刀の作られ方(五箇伝)

作刀地、つまりその字のごとく刀作りが盛んな土地のことですが、古刀期においてその作刀地の隆盛には、幕府や社寺との関わり、それから安定かつ豊富な原料調達が大きく関わっていました。中でも栄えたのが「大和」「山城」「備前」「美濃」「相州」の五つの国で、それぞれの作品や作風は現代まで永く引き継がれています。これを「五箇伝(ごかでん))と言います。
新刀から新々刀については江戸や大阪を中心に作刀が行われましたが、それでもこの優秀な語箇伝の作風は学ばれ、継承され、追求されてきました。

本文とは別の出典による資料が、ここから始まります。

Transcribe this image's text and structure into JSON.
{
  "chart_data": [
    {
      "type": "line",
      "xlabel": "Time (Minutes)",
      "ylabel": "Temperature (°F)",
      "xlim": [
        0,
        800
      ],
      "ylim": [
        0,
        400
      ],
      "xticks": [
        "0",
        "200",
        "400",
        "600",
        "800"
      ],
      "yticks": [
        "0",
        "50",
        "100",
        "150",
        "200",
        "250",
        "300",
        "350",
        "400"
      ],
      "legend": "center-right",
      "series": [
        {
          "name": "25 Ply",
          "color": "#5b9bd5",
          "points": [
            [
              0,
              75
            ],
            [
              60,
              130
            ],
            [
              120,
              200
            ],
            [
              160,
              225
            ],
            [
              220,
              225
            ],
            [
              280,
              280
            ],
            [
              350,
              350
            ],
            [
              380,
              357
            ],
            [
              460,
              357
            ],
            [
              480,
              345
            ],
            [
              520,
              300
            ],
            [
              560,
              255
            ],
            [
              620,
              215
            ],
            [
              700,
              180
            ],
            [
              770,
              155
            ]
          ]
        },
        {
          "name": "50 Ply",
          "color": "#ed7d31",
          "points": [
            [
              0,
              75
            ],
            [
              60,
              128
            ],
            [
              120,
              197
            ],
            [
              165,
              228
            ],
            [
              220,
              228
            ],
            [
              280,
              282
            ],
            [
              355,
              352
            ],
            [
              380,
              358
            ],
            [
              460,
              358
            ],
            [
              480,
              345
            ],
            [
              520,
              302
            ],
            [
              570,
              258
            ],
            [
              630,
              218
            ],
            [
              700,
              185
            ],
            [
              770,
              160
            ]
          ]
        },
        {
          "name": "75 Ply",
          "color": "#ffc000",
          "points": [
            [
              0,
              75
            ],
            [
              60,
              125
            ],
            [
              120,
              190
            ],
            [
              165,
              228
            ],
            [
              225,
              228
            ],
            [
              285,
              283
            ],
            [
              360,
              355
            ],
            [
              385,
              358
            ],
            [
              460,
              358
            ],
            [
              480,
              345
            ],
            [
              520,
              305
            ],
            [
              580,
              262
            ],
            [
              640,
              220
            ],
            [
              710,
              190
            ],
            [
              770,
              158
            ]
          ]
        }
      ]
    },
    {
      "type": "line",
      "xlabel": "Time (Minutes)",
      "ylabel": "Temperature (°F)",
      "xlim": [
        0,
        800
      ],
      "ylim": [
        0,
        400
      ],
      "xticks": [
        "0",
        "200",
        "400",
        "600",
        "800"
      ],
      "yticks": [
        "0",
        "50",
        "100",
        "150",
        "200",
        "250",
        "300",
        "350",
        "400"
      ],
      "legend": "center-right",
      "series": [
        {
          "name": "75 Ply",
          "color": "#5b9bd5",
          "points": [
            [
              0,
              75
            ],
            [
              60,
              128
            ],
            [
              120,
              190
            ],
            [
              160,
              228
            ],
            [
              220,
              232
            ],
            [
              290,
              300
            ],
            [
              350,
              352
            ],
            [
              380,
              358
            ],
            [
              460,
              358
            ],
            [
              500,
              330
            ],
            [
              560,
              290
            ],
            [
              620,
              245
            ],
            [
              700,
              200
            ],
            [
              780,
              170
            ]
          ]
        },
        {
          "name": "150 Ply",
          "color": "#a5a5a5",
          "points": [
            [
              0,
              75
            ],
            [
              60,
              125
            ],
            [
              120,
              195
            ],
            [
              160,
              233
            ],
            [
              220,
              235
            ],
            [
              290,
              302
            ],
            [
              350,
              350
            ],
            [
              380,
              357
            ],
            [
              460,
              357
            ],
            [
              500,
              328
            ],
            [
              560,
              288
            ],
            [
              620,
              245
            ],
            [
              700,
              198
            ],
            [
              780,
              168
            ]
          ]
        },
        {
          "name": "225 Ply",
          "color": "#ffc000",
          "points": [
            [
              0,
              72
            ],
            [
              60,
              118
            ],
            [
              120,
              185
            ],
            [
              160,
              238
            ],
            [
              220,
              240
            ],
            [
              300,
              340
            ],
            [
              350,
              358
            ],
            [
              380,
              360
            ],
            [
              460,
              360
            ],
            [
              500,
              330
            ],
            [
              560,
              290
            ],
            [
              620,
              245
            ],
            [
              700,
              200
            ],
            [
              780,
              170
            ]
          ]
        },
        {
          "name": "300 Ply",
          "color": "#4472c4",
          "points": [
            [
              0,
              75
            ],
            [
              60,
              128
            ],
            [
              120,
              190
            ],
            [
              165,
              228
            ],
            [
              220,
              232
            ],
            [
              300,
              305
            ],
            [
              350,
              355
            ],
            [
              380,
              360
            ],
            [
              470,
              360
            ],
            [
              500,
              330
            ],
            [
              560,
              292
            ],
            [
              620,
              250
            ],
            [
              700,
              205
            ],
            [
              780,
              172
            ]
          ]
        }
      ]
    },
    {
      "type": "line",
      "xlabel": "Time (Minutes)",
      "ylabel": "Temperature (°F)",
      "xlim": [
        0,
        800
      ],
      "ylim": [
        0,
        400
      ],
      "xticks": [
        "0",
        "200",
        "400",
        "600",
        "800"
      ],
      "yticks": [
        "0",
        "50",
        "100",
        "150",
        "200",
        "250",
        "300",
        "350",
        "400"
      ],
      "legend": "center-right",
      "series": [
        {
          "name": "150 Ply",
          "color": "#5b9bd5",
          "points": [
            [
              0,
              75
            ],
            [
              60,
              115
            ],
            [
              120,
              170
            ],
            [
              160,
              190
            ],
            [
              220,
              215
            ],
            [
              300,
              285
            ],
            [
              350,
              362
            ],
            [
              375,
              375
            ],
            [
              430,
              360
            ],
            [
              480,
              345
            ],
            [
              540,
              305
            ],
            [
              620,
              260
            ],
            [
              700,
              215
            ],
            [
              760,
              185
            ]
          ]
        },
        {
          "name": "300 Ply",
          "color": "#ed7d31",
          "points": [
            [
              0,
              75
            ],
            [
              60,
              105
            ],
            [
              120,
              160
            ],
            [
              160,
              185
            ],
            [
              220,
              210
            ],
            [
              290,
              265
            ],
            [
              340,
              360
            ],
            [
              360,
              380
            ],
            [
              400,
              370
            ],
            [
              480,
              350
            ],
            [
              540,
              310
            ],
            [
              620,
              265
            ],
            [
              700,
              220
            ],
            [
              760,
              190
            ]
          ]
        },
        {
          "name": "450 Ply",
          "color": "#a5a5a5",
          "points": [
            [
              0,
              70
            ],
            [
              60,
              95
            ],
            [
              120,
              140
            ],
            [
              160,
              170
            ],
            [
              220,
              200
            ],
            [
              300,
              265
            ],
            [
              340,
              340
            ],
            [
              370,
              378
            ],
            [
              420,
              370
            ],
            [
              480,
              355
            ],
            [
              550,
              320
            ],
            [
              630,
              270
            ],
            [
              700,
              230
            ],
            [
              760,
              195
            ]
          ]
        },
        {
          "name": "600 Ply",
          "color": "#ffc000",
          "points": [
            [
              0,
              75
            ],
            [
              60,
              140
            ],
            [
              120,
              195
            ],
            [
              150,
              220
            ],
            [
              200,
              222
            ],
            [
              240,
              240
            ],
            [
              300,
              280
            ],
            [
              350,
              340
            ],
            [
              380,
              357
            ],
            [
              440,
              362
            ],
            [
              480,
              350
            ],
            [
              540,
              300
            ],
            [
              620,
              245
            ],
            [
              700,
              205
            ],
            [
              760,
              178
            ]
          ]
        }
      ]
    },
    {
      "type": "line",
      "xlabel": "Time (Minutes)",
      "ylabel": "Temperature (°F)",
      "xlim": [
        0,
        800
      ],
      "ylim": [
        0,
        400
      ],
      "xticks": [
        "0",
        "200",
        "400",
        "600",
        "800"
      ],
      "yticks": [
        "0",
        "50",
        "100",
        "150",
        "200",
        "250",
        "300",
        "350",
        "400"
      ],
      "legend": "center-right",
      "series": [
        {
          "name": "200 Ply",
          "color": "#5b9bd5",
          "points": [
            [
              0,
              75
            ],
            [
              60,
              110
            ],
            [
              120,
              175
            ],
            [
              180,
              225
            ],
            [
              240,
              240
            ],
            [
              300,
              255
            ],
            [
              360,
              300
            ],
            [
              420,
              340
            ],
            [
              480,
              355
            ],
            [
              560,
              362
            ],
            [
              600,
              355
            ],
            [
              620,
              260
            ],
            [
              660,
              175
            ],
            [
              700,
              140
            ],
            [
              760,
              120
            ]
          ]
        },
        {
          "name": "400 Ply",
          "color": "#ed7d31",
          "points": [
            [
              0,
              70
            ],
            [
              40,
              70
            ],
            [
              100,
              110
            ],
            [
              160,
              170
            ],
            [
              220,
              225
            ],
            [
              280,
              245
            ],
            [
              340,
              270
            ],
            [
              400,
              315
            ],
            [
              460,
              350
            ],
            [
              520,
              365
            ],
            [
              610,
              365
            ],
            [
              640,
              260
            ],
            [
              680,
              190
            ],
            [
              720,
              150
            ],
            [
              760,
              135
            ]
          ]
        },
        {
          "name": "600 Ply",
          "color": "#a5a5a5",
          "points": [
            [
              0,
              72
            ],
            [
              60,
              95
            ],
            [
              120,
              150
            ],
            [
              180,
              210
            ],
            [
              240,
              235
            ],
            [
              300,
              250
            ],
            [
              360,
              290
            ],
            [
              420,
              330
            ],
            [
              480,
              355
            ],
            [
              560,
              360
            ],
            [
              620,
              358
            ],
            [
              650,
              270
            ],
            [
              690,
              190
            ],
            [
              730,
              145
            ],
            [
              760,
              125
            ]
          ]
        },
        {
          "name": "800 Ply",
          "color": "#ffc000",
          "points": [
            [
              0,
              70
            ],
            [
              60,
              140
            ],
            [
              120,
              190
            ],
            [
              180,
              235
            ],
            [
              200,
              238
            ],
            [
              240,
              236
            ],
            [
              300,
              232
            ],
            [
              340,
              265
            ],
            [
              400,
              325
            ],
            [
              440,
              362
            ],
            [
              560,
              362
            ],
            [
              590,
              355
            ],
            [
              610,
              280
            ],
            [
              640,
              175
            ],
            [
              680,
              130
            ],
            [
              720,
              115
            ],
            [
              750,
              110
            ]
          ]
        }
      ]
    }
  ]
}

「大和伝」の源流は五箇伝の中でも最古といわれていますが、作品に銘が入っているのは鎌倉時代とされています。鎬は高く、地鉄には「柾目(まさめ)」と呼ばれるの肌模様が見られます。
社寺との関係性が濃く、素朴な作風。千手院(せんじゅいん)、手がい(てがい)、尻懸(しっかけ)、当麻(たいま)、保昌(ほしょう)の五流が有名です。

「山城伝」は平安時代末期から鎌倉時代末期にかけて栄え、三条、五条、粟田口(あわたぐち)、来(らい)が有名です。地鉄は美しい小板目肌、地沸がよくつき潤いがあり、中でも粟田口一派の梨子地肌(なしじはだ)は五箇伝の中でも随一とされています。

「備前伝」は新々刀まで続く一大作刀地域です。良質な砂鉄や木炭、水にも恵まれ、刀工、作刀数は他の数倍にも上りました。綺麗な丁子乱れ(ちょうじみだれ)と地金に映り(うつり)が現れることが特徴です。

「美濃伝」は五箇伝の中でも新しい伝法で、南北朝時代から室町時代末期にかけて栄えました。板目肌に柾がかり、地鉄は白け気味(淡くしろっぽい)です。

「相州伝」の発生は鎌倉時代中期になってからで、備前や山城など各地から名工を招いたことが起こりとされています。強く鍛えた鋼を高温で熱し、急速冷却することで作られる、とても覇気のある作風をしています。